Dr. Steve Harper, executive director of A Foundation for Theological Education (AFTE) and founder of Shepherd’s Care, was the morning Bible teacher. Good News board vice-chairman, the Rev. Bill Hines, and executive committee member, the Rev. Greg Stover, also gave plenary addresses. The Rev. Bob Snyder, along with his wife, Peg, served as co-chairpersons for the Celebration, and were honored for having served in that capacity for a third time.
Participants received training and equipping through 12 different afternoon seminars.
In his update to the Celebration audience, Good News president and publisher, James V. Heidinger II, cited theologian Alister McGrath’s remark that amidst the renewal and revival we are seeing around us, “The Christian vision of the future now seems increasingly to belong to evangelicalism, which is coming more and more to constitute the mainstream of American Protestant Christianity.”

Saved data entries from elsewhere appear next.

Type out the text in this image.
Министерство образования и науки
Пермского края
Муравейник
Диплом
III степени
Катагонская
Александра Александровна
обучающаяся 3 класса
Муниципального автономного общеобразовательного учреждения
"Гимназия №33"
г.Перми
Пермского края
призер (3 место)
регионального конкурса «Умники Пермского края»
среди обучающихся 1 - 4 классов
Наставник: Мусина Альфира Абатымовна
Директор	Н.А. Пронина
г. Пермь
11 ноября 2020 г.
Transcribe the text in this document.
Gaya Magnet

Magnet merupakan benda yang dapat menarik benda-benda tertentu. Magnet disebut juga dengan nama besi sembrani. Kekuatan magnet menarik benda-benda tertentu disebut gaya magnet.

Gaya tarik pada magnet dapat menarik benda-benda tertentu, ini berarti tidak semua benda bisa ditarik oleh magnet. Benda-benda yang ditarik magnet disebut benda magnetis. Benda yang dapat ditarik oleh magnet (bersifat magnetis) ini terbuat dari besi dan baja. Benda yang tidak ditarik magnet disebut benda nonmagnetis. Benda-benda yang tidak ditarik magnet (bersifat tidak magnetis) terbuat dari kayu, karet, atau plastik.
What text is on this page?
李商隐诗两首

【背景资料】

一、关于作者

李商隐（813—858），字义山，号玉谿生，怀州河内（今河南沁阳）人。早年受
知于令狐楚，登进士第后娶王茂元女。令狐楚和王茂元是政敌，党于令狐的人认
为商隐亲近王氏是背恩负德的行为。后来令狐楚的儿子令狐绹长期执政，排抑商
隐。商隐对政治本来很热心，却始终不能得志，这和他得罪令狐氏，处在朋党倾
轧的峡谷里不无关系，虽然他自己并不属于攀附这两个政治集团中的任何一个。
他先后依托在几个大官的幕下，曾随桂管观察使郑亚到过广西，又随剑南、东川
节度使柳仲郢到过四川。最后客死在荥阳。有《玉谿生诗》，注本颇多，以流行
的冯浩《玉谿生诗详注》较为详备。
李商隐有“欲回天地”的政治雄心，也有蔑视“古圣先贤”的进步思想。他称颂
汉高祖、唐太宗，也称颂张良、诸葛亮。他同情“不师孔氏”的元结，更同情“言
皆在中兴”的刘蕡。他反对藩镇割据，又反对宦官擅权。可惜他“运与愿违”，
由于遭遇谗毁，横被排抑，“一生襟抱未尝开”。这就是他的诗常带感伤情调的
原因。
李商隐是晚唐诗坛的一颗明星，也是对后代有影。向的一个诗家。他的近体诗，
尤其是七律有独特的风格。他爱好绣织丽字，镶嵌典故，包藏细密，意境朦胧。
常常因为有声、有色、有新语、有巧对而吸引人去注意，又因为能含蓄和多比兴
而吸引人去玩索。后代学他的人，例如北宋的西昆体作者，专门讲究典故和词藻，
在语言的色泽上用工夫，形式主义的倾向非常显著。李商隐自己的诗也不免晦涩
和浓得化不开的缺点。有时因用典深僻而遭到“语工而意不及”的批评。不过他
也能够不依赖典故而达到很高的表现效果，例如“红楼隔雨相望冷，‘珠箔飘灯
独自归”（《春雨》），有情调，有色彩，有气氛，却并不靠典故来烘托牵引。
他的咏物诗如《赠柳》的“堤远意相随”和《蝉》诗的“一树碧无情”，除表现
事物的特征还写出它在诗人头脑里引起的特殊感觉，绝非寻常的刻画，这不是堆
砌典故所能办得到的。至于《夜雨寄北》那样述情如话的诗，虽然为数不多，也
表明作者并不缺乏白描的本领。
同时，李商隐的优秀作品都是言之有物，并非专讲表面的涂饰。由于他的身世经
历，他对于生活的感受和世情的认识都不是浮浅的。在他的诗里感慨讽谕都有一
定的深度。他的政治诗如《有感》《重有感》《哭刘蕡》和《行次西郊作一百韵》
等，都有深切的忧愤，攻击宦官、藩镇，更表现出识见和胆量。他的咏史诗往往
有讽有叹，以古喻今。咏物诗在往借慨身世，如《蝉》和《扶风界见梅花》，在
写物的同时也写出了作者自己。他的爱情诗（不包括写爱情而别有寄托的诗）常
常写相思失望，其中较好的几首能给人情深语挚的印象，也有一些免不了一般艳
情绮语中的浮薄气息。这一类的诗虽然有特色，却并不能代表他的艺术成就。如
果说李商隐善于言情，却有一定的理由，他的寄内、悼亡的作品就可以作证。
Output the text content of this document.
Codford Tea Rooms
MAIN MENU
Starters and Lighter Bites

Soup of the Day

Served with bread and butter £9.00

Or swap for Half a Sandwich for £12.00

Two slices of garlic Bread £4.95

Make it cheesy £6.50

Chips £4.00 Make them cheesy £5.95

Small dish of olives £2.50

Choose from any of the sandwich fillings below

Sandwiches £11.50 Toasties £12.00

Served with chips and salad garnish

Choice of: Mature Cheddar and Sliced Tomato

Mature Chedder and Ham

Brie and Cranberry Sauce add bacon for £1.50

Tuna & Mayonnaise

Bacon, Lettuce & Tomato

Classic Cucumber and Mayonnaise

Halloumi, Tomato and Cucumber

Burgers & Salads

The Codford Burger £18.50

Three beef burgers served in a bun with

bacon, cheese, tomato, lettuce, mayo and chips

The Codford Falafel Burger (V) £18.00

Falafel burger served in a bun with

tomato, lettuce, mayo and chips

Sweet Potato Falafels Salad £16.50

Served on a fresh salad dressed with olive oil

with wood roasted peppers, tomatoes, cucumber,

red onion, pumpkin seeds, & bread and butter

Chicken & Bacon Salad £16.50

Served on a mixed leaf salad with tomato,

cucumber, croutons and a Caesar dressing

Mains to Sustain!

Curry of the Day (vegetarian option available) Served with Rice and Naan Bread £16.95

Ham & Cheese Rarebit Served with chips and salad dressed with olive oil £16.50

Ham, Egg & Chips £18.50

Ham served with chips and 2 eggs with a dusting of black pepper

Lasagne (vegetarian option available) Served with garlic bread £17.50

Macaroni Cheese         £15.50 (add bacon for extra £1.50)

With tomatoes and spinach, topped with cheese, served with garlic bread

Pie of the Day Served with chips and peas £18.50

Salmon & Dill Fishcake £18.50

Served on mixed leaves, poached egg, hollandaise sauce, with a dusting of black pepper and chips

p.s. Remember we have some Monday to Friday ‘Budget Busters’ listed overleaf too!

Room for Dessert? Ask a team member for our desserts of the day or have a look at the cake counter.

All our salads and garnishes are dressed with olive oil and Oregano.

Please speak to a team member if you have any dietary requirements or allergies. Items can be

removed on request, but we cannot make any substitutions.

Heidinger cautioned about the Church of Christ Uniting (COCU) proposal passed by numerous annual conferences, will be coming before the 1996 UM General Conference for approval. The COCU plan attempts to unite a number of mainline churches “that are themselves widely divided in their theology.” Most pastors and lay persons know nothing whatsoever about the proposal, he added.
Heidinger also reported that the initial tally from General and Jurisdictional Conference elections suggests that the delegation for next year is noticeably more conservative/moderate than in 1992.
Good News board convenes
At its summer meeting following the Celebration, the 40-member Good News board of directors met and dealt with a number of immediate concerns, which included the controversial May 4 Chapel service at Garrett-Evangelical Theological Seminary (see p. 35), and the public announcement of the Rev. Jeanne Audrey Powers, associate general secretary of the Committee on Christian Unity and Interreligious Concerns, that she is a lesbian (see p. 40).
The board elected a new class of seven members, discussed plans for the upcoming General Conference in Denver, reflected on movements of the Holy Spirit in America and around the world, and heard reports from other unofficial UM ministries and organizations. Dr. Donald Shell, layman from Lake Junaluska, NC, chaired the board during its semiannual session.